François Dumont est soutenu par la fondation Groupe Banque Populaire, a reçu le prix de la fondation Charles Oulmont en 2008 sous l’égide de la fondation de France, et est en résidence à la fondation Singer-Polignac avec le trio Elégiaque. Sa discographie comprend l’intégrale des sonates de Mozart (Anima Records), récompensé par le «Maestro» de la revue Pianiste.

Laurent Le Flécher violon

Après avoir reçu les 1ers prix à l’unanimité en violon et en musique de chambre au Conservatoire national supérieur de musique de Paris, Laurent Le Flécher a suivi le cycle de perfectionnement en musique de chambre dans la classe de Jean Mouillère.

Parallèlement, il s’est perfectionné auprès de Veda Reynolds au Curtis Institute (Philadelphie), du quatuor Amadeus, du quatuor Alban Berg et du Beaux-Arts Trio.

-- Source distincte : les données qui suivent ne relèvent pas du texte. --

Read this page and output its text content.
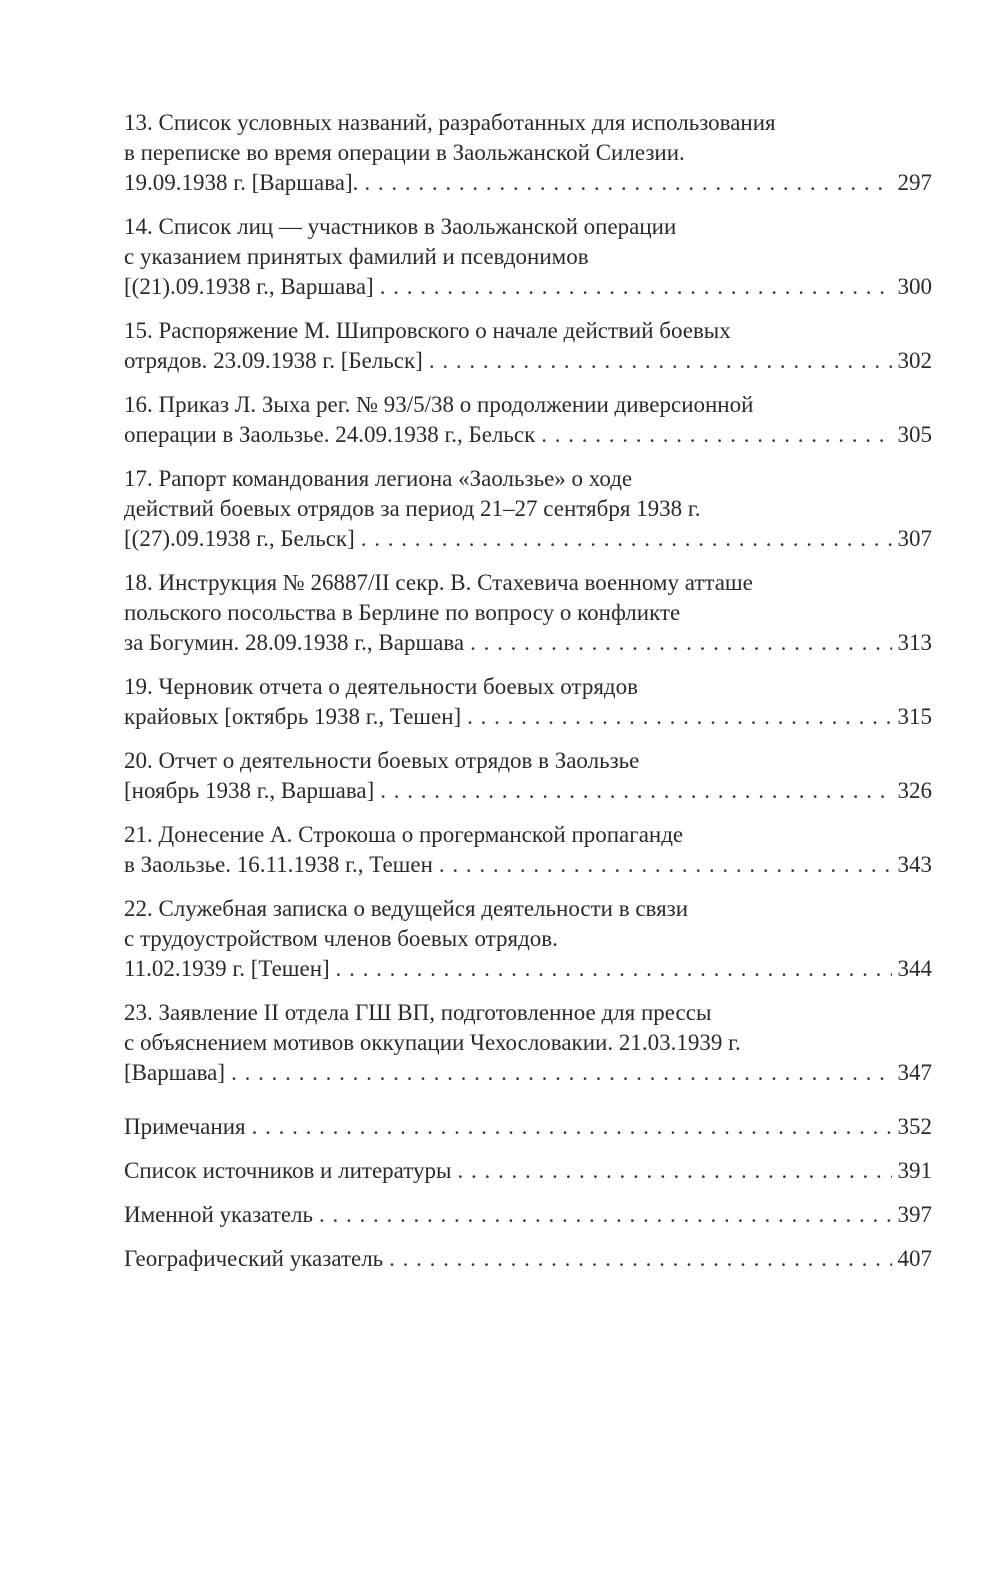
13. Список условных названий, разработанных для использования
в переписке во время операции в Заольжанской Силезии.
19.09.1938 г. [Варшава]. . . .	297
14. Список лиц — участников в Заольжанской операции
с указанием принятых фамилий и псевдонимов
[(21).09.1938 г., Варшава] . . .	300
15. Распоряжение М. Шипровского о начале действий боевых
отрядов. 23.09.1938 г. [Бельск] . . .	302
16. Приказ Л. Зыха рег. № 93/5/38 о продолжении диверсионной
операции в Заользье. 24.09.1938 г., Бельск . . .	305
17. Рапорт командования легиона «Заользье» о ходе
действий боевых отрядов за период 21–27 сентября 1938 г.
[(27).09.1938 г., Бельск] . . .	307
18. Инструкция № 26887/II секр. В. Стахевича военному атташе
польского посольства в Берлине по вопросу о конфликте
за Богумин. 28.09.1938 г., Варшава . . .	313
19. Черновик отчета о деятельности боевых отрядов
крайовых [октябрь 1938 г., Тешен] . . .	315
20. Отчет о деятельности боевых отрядов в Заользье
[ноябрь 1938 г., Варшава] . . .	326
21. Донесение А. Строкоша о прогерманской пропаганде
в Заользье. 16.11.1938 г., Тешен . . .	343
22. Служебная записка о ведущейся деятельности в связи
с трудоустройством членов боевых отрядов.
11.02.1939 г. [Тешен] . . .	344
23. Заявление II отдела ГШ ВП, подготовленное для прессы
с объяснением мотивов оккупации Чехословакии. 21.03.1939 г.
[Варшава] . . .	347
Примечания . . .	352
Список источников и литературы . . .	391
Именной указатель . . .	397
Географический указатель . . .	407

Il a obtenu de nombreux prix et récompenses, tels que le 3e prix au concours international de musique de chambre de l’ARD de Munich, le 1er grand prix au concours international Pierre Lantier.

Laurent Le Flécher a joué dans de nombreuses salles et festivals, tels que le festival Radio France de Montpellier, au Capitole de Toulouse, au festival des sept chapelles, à Salzbourg, à Prague, et dans toute l’Europe. Il a participé à de nombreuses émissions radios à France Musique et France Inter, ainsi qu’à la radio Suisse-Romande.

Laurent Le Flécher a joué en compagnie de nombreux musiciens et ensemble tels que Michel Dalberto, Andre Cazalet, Juliette Hurel, Benoit Fromanger, le trio Archipel. Il joue au sein du trio Elégiaque, en résidence à la fondation Singer-Polignac et est également directeur artistique des Musicales de Pontivy.

Il a enregistré les trios de Maurice Ravel et d’Ernest Chausson, avec le trio Archipel (Musica Numéris), ainsi que les Souvenirs imaginaires de Serge Kaufmann (Frémeaux et associés).

Virginie Constant violoncelle

Virginie Constant a reçu les 1ers prix de violoncelle et de musique de chambre dans les classes de Michel Strauss et de Christian Ivaldi au Conservatoire national supérieur de musique de Paris, avant d’y suivre un cycle de perfectionnement en musique de chambre,. Elle a obtenu parallèlement le certificat d’enseignement et s’est distinguée lors des concours internationaux de Weimar, Guérande, Fnapec, Florence, Barcelone.

Elle a joué dans de nombreux festivals en France, en Inde, au Brésil, au Maroc, au Danemark, en Italie, en Slovénie, en Belgique, en Allemagne, en Angleterre, en Hollande, au Luxembourg. Elle a également fréquemment participé à des émissions télévisés et radiophoniques.

Virginie Constant se produit au sein du duo Goyescas avec le guitariste Benoît Maurel, et au sein du trio Elégiaque, en résidence à la Fondation Singer-Polignac. Elle a également joué avec Cédric Tiberghien, Roland Pidoux, le quatuor Psophos, l’ensemble Ourkouzounov.

Elle dirige avec Benoît Maurel une collection de musique de chambre pour violoncelle et guitare aux éditions Dobermann Ypann (Canada). Ils dirigent ensemble le festival les Intermusicales du Lavoir dans le 18e arrondissement de Paris.

Ont déjà paru en disque Traverses avec son duo Goyescas (Mandala/Harmonia Mundi), Contes des Balkans avec l’ensemble Ourkouzounov (Klee), un disque des trios de la 1ère école de Vienne (Tamino, distribution E.D.N), Souvenirs imaginaires de Serge Kaufmann (Frémeaux et associés).